Page 99 Test: Let the Right One In

A little over a year ago, I fell in love with Let the Right One In, by John Ajvide Lindqvist. IN LOVE. I let my roommate borrow it earlier this week, and she devoured this almost five hundred page book in four evenings. When she handed it back to me yesterday, I made the mistake of reading the first few pages... and went to bed on page 132. So I guess I'm stuck rereading, and a review will be posted! But for now, a page 99 test...

There was a single wooden chair in the kitchen, nothing more. Oskar pulled it up to the sink, stood on it, and peeed into the drain while he had water running out of the tap. When he was done he put the chair back. It looked strange in the otherwise empty kitchen. Like something in a museum.

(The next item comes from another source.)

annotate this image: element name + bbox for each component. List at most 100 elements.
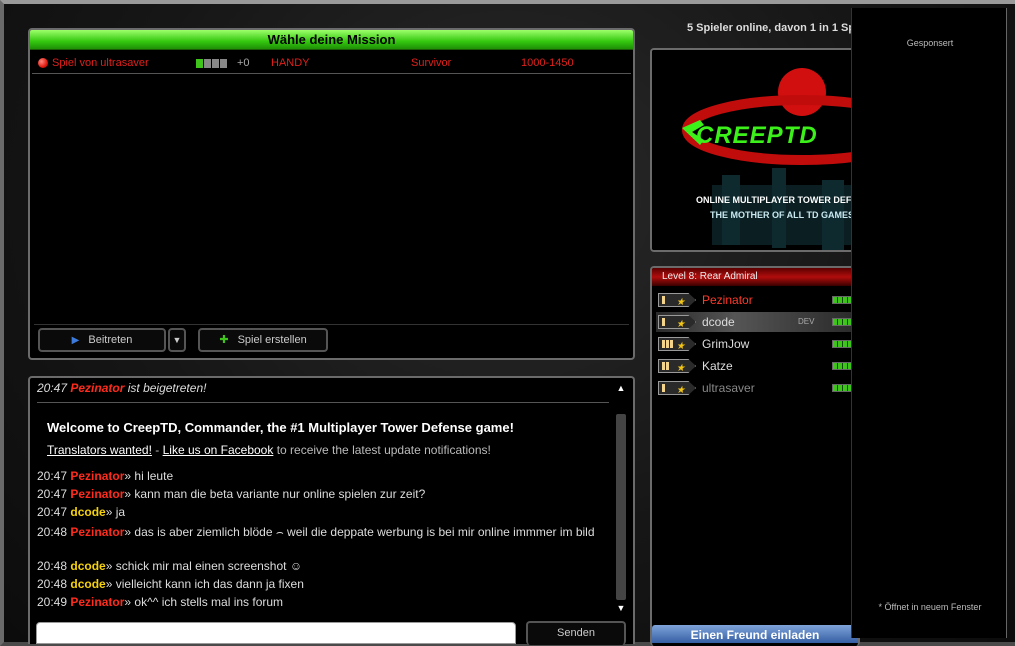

What does she keep it for?
He looked around. Above the fridge there was a row of cabinets you could only reach by standing on the chair. He pulled it over and steadied himself by putting a hand on the refrigerator door handle. His stomach rumbled. He was hungry.
Without thinking more about it, he opened the fridge in order to see what there was. Not much. An open carton of milk, half a packet of bread. Butter and cheese. Oskar put his hand out for the milk.
But...Eli...
He stood there with the carton of milk in his hand, blinked. This didn't add up. Did she eat real food as well? Yes. She must. He took the milk carton out of the fridge and put it on the counter. In the kitchen cabinet about the counter there was almost nothing. Two plates, two glasses. He took a glass and poured milk into it.

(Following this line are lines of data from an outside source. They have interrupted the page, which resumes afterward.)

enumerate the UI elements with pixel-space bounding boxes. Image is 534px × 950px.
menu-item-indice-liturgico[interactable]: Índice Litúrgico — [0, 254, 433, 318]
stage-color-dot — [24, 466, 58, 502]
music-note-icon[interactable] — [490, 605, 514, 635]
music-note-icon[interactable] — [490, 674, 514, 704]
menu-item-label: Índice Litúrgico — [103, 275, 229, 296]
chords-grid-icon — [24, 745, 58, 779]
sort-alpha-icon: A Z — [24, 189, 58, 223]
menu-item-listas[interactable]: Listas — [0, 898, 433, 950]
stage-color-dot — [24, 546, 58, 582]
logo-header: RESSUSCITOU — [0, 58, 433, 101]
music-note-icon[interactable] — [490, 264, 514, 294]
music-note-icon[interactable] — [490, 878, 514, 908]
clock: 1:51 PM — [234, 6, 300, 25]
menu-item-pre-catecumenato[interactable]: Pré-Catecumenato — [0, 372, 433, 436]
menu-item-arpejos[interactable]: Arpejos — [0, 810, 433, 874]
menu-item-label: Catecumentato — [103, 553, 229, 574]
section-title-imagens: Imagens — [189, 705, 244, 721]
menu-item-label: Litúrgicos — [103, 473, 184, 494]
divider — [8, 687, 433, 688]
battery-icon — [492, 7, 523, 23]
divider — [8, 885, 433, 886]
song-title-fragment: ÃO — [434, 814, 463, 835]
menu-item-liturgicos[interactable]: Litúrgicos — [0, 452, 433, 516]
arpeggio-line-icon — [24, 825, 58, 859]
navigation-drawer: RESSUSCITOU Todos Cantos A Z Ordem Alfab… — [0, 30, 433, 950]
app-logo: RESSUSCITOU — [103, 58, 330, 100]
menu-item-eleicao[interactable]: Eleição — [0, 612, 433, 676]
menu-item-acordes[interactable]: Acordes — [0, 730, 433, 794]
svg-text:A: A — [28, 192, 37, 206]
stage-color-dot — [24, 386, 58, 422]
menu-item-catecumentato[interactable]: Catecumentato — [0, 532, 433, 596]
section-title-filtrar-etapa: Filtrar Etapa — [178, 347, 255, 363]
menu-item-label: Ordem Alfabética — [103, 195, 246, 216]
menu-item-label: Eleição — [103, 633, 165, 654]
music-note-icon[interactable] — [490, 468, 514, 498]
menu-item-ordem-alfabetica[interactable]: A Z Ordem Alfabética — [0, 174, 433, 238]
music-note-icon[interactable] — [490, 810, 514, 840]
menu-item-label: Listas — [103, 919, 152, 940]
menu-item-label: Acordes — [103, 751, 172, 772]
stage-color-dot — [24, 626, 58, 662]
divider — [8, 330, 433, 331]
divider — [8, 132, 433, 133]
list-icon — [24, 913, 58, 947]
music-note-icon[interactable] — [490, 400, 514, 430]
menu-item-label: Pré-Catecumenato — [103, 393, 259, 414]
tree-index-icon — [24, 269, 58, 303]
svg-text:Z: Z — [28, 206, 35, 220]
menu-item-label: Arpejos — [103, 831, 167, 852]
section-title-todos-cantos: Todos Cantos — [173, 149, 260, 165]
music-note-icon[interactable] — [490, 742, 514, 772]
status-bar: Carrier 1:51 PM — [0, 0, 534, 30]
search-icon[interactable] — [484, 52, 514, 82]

And then it hit him. With the cold milk glass in his hand it finally hit him, with full force.
She drinks blood.
Yesterday evening, in his tangle of sleepiness and sense of detachment from the world, in the dark, everything had somehow felt possible. But now in the kitchen, where no blankets hung in the window and the blinds let in a weak morning light, with a glass of milk in his hand it seemed so... beyond anything he could comprehend.

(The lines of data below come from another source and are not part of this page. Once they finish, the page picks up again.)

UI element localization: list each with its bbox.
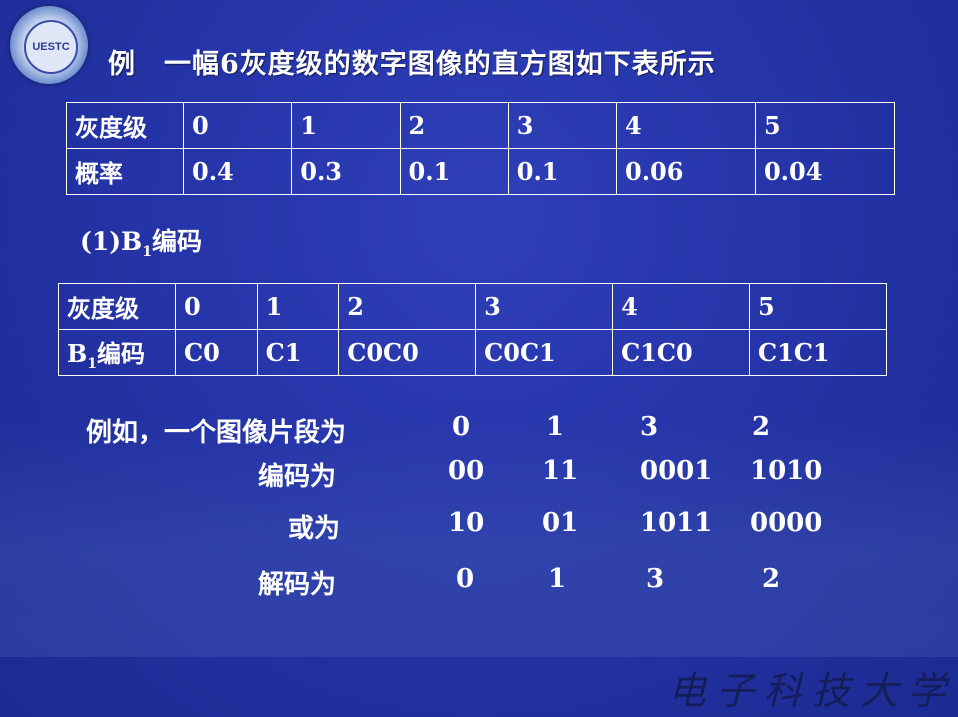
table-cell: 4 bbox=[612, 283, 751, 330]
table-cell: 2 bbox=[338, 283, 477, 330]
table-cell: C0C1 bbox=[475, 329, 614, 376]
heading-subscript: 1 bbox=[142, 244, 152, 260]
table-cell: 0.4 bbox=[182, 148, 293, 195]
table-cell: 1 bbox=[256, 283, 340, 330]
slide-title: 例 一幅6灰度级的数字图像的直方图如下表所示 bbox=[108, 49, 716, 80]
table-cell: C1C1 bbox=[749, 329, 887, 376]
table-cell: 0.1 bbox=[507, 148, 618, 195]
probability-table: 灰度级 0 1 2 3 4 5 概率 0.4 0.3 0.1 0.1 0.06 … bbox=[66, 102, 896, 195]
table-cell: 4 bbox=[616, 102, 756, 149]
encode-value: 1010 bbox=[750, 456, 823, 486]
or-value: 10 bbox=[448, 508, 485, 538]
segment-value: 3 bbox=[640, 412, 659, 442]
row-label-prefix: B bbox=[67, 338, 88, 368]
table-cell: 1 bbox=[291, 102, 401, 149]
or-value: 01 bbox=[542, 508, 579, 538]
heading-suffix: 编码 bbox=[151, 227, 202, 256]
table-row: 灰度级 0 1 2 3 4 5 bbox=[66, 102, 896, 149]
table-cell: C1 bbox=[256, 329, 340, 376]
table-cell: 3 bbox=[507, 102, 618, 149]
table-cell: 灰度级 bbox=[66, 102, 184, 149]
encode-value: 0001 bbox=[640, 456, 713, 486]
encode-value: 00 bbox=[448, 456, 485, 486]
table-cell: 灰度级 bbox=[58, 283, 176, 330]
code-table: 灰度级 0 1 2 3 4 5 B1编码 C0 C1 C0C0 C0C1 C1C… bbox=[58, 283, 887, 376]
table-cell: 0.3 bbox=[291, 148, 401, 195]
table-cell: 3 bbox=[475, 283, 614, 330]
or-value: 1011 bbox=[640, 508, 713, 538]
segment-value: 2 bbox=[752, 412, 771, 442]
table-cell: 概率 bbox=[66, 148, 184, 195]
table-cell: 0.06 bbox=[616, 148, 756, 195]
example-label: 例如，一个图像片段为 bbox=[86, 418, 347, 448]
decode-value: 1 bbox=[548, 564, 567, 594]
table-cell: 0 bbox=[175, 283, 258, 330]
table-cell: C0C0 bbox=[338, 329, 477, 376]
decode-value: 0 bbox=[456, 564, 475, 594]
table-cell: 0 bbox=[182, 102, 293, 149]
table-cell: 0.04 bbox=[754, 148, 896, 195]
table-cell: C0 bbox=[175, 329, 258, 376]
decode-value: 2 bbox=[762, 564, 781, 594]
table-row: B1编码 C0 C1 C0C0 C0C1 C1C0 C1C1 bbox=[58, 329, 887, 376]
institution-watermark: 电子科技大学 bbox=[668, 669, 957, 713]
table-cell: 2 bbox=[399, 102, 509, 149]
table-row: 概率 0.4 0.3 0.1 0.1 0.06 0.04 bbox=[66, 148, 896, 195]
encode-value: 11 bbox=[542, 456, 579, 486]
encode-label: 编码为 bbox=[258, 462, 337, 492]
or-label: 或为 bbox=[288, 514, 341, 544]
row-label-subscript: 1 bbox=[87, 355, 98, 372]
table-cell: 5 bbox=[754, 102, 896, 149]
heading-prefix: (1)B bbox=[80, 227, 143, 256]
decode-label: 解码为 bbox=[258, 570, 337, 600]
section-heading: (1)B1编码 bbox=[80, 222, 202, 260]
table-row: 灰度级 0 1 2 3 4 5 bbox=[58, 283, 887, 330]
or-value: 0000 bbox=[750, 508, 823, 538]
university-logo: UESTC bbox=[10, 6, 88, 84]
row-label-suffix: 编码 bbox=[97, 338, 146, 368]
logo-text: UESTC bbox=[24, 20, 78, 74]
segment-value: 0 bbox=[452, 412, 471, 442]
decode-value: 3 bbox=[646, 564, 665, 594]
table-cell: B1编码 bbox=[58, 329, 176, 376]
table-cell: 0.1 bbox=[399, 148, 509, 195]
table-cell: 5 bbox=[749, 283, 887, 330]
segment-value: 1 bbox=[546, 412, 565, 442]
table-cell: C1C0 bbox=[612, 329, 751, 376]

Like: If you have milk and bread in your fridge you must be a human being.
He took a mouthful of milk and immediately spit it out. It was sour. He smelled the rest that was in the glass. Yes, definitely bad. He poured it out into the sink, rinsed the glass out, and then drank some water in order to get the taste out of his mouth. Looked at the date on the carton.
USE BY 28 OCTOBER.
The milk was ten days too old. Oskar had a realization.

The old guy's milk.
The refrigerator door was still open. The old guy's food.

So, what do you think? Go ahead, judge by it's page 99!